How to make stream pipeline simpler

2019-04-17 15:24发布

问题:

I think my code needs improvement. I use object allSummaryTSTLog both in the stream's filter() and map() stages, so I have to call File.listFiles twice:

public static List<Test> ParserPath(List<String> allLogPath) {

    FilenameFilter filter = new MyFilter("Summary_TSTLog");

    return allLogPath.parallelStream().filter(path -> {
        File testPath = new File(path);

        if (!testPath.isDirectory()) {
            MyLog.log.info("test path : [" + path + "] is not exist, continue");
            return false;
        }

        File[] allSummaryTSTLog = testPath.listFiles(filter);
        if (allSummaryTSTLog == null || allSummaryTSTLog.length == 0) {
            MyLog.log.info("test path : [" + path + "] has no Summary_TSTLog files");
            return false;
        }
        return true;
    }).map(path -> {
        String[] nameTempStr = path.split("\\\\");
        String testName = nameTempStr[nameTempStr.length - 1];

        File[] allSummaryTSTLog = new File(path).listFiles(filter);

        return new Test(testName, Arrays.asList(allSummaryTSTLog));
    }).collect(Collectors.toList());
}

How can I call File.listFiles() to create allSummaryTSTLog only once?

回答1:

It's not uncommon to want to filter stream elements based on some computation, and then reuse the result of that computation in a later pipeline stage. You could of course recompute that result in the later pipeline stage, but it's quite reasonable if you don't want to do that. If the stream elements themselves can't store those computed results, and you don't want to recompute them, you have to create a helper class to carry the original elements and computed results down the stream.

I looked at the data that's used in the pipeline, and here's the helper class that I came up with:

static class FileInfo {
    final String fullName;
    final String lastName;
    final File[] allSummaryTSTLog;

    FileInfo(String n, FilenameFilter fnf) {
        fullName = n;
        String[] tmp = n.split("\\\\");
        lastName = tmp[tmp.length - 1];
        allSummaryTSTLog = new File(n).listFiles(fnf);
    }
}

Note that I've cheated a bit here for brevity. First, instead of checking for isDirectory explicitly, I take advantage of the fact that File.listFiles returns null if the File is not a directory. I also haven't bothered to differentiate the case where the given filename is not a directory vs. the case where it is a directory but contains no matching files. (That might be significant for you, however; I'm not sure.)

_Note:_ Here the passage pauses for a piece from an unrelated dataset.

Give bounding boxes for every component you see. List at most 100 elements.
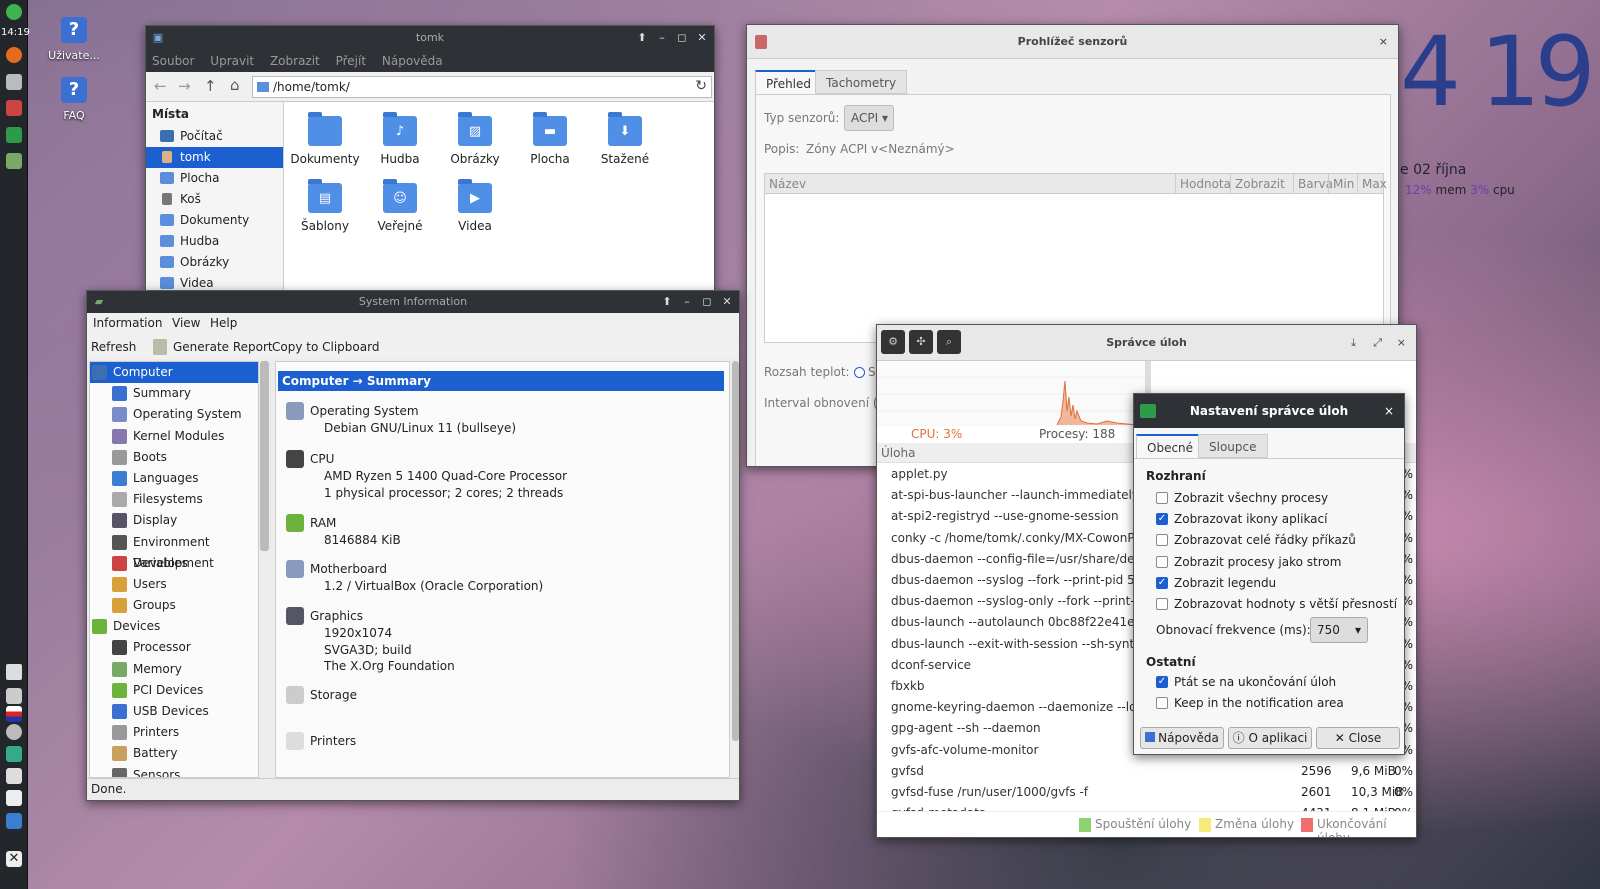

Finally, I do the filename path splitting here in the constructor so that last component of the name is available when necessary. The splitting requires a local variable. If the splitting were done in a later pipeline stage, the local variable would force the use of a statement lambda instead of an expression lambda, which would make things a lot more cumbersome. The tradeoff is that we might end up doing pathname splitting for files that end up being filtered away, but that doesn't seem like an excessive expense.

With this helper class in place, the pipeline can be rewritten as follows:

 static List<Test> parserPath(List<String> allLogPath) {
    FilenameFilter filter = new MyFilter("Summary_TSTLog");
    return allLogPath.parallelStream()
        .map(str -> new FileInfo(str, filter))
        .filter(fi -> fi.allSummaryTSTLog != null && fi.allSummaryTSTLog.length > 0)
        .map(fi -> new Test(fi.lastName, Arrays.asList(fi.allSummaryTSTLog)))
        .collect(toList());
}

In the first pipeline stage, we map the incoming stream element into an instance of our helper class. The subsequent stages can use the data in the helper class without having to recompute it.



回答2:

This is 2015. DON'T USE File.

Moreover there is no clue at all as to what you want to do (what does you MyFilter do? What is Test?).

Use something like this:

final BiPredicate<Path, BasicFileAttributes> predicate = (path, attrs) -> {
    return attrs.isRegularFile()
        && path.getFileName().toString().equals(something);
};

try (
    final Stream<Path> stream = Files.find(baseDir, filter);
) {
    // work with the stream
}

Since your post contains zero clues as to what you want to do, this is the best which can be done.

As to how to obtain a Path, see Paths.get(). And the doc of java.nio.file in general.